A new message is waiting. Also, for what it’s worth, I’m enjoying this a lot more than I should.

And damn him for that, because the heat in my face is burning me up. Less embarrassment now. More that dangerous little pull he keeps dragging out of me.

I stare at the words for a second too long before typing back. Go to sleep, Luca.

His answer comes straight away. Can’t. I’m dealing with a situation.

I shouldn’t smile. But my mouth betrays me anyway while Clio is still giggling down the phone.

“Well, I’d better let you go before you actually die of laughter,” I say.

Clio wheezes, “Sorry, babe, but this is hilarious.”

“Your support means everything to me.”

“It should. Okay, speak soon. Love ya.”

“Love you too.”

Then I hang up, still smiling like an idiot.

I get up, deciding that a shower is needed, and spot my chips because they were in the bag from the van, and they’re the good salt-and-vinegar ones, which I’ll devour after I’ve washed.

Standing under the warm water with shampoo in my hair, I let myself think back to what Luca said in the doorway earlier about him being my scent match.

The thing is, when I was close to him by the van, when his scent wrapped around me and my brain temporarily went offline, I suspected the same. Then there’s Ace’s scent, which made me lose control on the plane.
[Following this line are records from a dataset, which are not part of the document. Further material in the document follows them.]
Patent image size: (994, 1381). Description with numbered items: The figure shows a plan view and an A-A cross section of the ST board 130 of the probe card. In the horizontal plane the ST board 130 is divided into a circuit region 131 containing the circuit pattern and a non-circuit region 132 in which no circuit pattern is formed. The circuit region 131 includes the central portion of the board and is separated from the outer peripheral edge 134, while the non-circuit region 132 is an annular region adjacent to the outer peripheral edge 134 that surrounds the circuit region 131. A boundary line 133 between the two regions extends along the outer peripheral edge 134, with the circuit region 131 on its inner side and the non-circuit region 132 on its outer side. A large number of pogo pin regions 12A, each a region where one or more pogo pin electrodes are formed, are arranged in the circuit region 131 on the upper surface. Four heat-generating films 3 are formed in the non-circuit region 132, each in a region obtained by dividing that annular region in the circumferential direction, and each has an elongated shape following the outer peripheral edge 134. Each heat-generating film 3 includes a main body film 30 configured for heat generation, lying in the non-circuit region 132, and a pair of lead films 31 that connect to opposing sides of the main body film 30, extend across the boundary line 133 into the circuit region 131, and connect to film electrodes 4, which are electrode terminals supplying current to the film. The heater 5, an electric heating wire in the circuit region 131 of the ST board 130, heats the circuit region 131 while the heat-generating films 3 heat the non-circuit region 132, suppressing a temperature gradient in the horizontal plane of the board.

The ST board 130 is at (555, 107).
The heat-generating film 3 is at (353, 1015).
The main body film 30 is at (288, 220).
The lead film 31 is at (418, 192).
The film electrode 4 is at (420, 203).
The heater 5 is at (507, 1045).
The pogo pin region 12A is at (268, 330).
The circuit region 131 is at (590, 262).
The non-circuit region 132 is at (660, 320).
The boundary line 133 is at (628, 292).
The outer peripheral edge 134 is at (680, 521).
And when North’s arms were around me tonight, something deep and involuntary went, Oh.

I rinse out the shampoo and decide I’m not finishing that thought tonight because I genuinely don’t know what to do with it and I’m already running at capacity.

Back on the couch, damp-haired, chips open, something forgettable playing on TV, I relax and exhale.

My phone lights up. He’s sent one more message.

Sleep well. I’d say I won’t be thinking about you, but we both know I’d be lying.

I stare at it for a long moment, giddiness rising through me.

Then I type back, very carefully so my thumb doesn’t slip: good night.

Three dots appear. Disappear. Appear again.

Dream of the luau, he sends. We did that for you specifically.

I put the phone facedown and sit there with the waves outside, the TV on low, and the warm, ridiculous feeling of a day that was terrible in several important ways but somehow also the best one I’ve had in months.